My $cookie _jar = http::cookies->new (file=> ' lwp_cookies.txt ', autosave=>1, ignore_discard=>1); $ua-> ; Cookie_jar ($cookie _jar);
Then call UserAgent's post and get method and do whatever you want.
If you are not very clear, here is an example of a login for everyone concurrency, a good understanding of it. There are comments:
#!/usr/bin/perl# copyright 2014 tkorays. all rights reserved.# author TKORAYS# EMAIL [EMAIL PROTECTED]USE STRICT;USE WARNINGS;USE LWP;USE LWP:: simple;use lwp::useragent;use http::cookies;use http::headers;use http::response;use encode;use uri::escape;use uri::url;my $email = ' ***@**.com ';my $password = ' * * * ';my $domain = ' renren.com ';my $hostid = ';my $requestToken = ';my $RTK = ";my $channel = ' Renren ';my $ua = LWP::UserAgent->new; $ua->agent (" mozilla/5.0 ( windows nt 6.1; rv:30.0) gecko/20100101 firefox/30.0 ");my $cookie _jar = http::cookies->new ( file=> ' lwp_cookies.txt ', autosave=>1, ignore_discard=>1); $ua->cookie_jar ($cookie _jar);my $login _ url = ' HTTP://WWW.renren.com/plogin.do ';# This does not determine whether the need for verification code, smart you will know how to finish after learning # everyone is post landing, the first parameter is the address of the login, the second parameter is an anonymous Hashmy $res = $ua->post ($login _url,{ ' email ' =>$ email, ' password ' = $password, ' domain ' = $domain});my $homepage; # determine the location within the response header to determine if the login was successful if ($res->header (' location ') eq ' http://www.renren.com/Home.do ') { print ' Login ok ... ', ' \ n '; $homepage = $ua->get (' http:// Www.renren.com/home '); }else{ exit;} # as a welfare, the following or affixed, the state of the bar, the following is not annotated #################################### #if ($homepage->is_success) { my $pagect = $homepage->content; $pagect =~ /id \s:\s "(\d+)"/g; $hostid = $1; $pagect =~ /requesttoken\s:\s ' (. +) '/g; $requestToken = $1; $pagect =~ /_rtk\s:\s ' (. +) '/; $rtk = $1; }else { exit; }my $purl = ' http://shell.renren.com/'. $ HostID. ' /status ';my ($sec, $min, $hour, $day, $mon, $year, $wday, $yday, $ISDST) = localtime (); $year +=1900; $mon ++;my $postret = $ua->post ($purl,{ ' content ' = ' Renren test,by perl script,author:tkorays,date: $year-$mon-$day $hour: $min: $sec. ", ' HostID ' = $hostid, ' requesttoken ' + $requestToken, ' _rtk ' = $RTK, ' channel ' = = $channel}); if ($postret->is_success) { print ' Send ok ... ', ' \ n ';} else{ print ' fuck! ';}
What if I have a verification code? UserAgent get, method to get AH.

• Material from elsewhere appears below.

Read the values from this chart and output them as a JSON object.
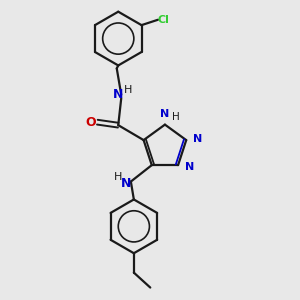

Let's give a simple example:
My $res = $ua->get ($url. ' /genimg '); if (! $res->is_success) {return 0; } open (File_handle, ' >img.jpg '); Binmode File_handle; Print File_handle $res->content; Close File_handle;
The above code saves the verification code as a picture. So the verification code problem is solved.
GO
If the problem is solved, will you act quickly?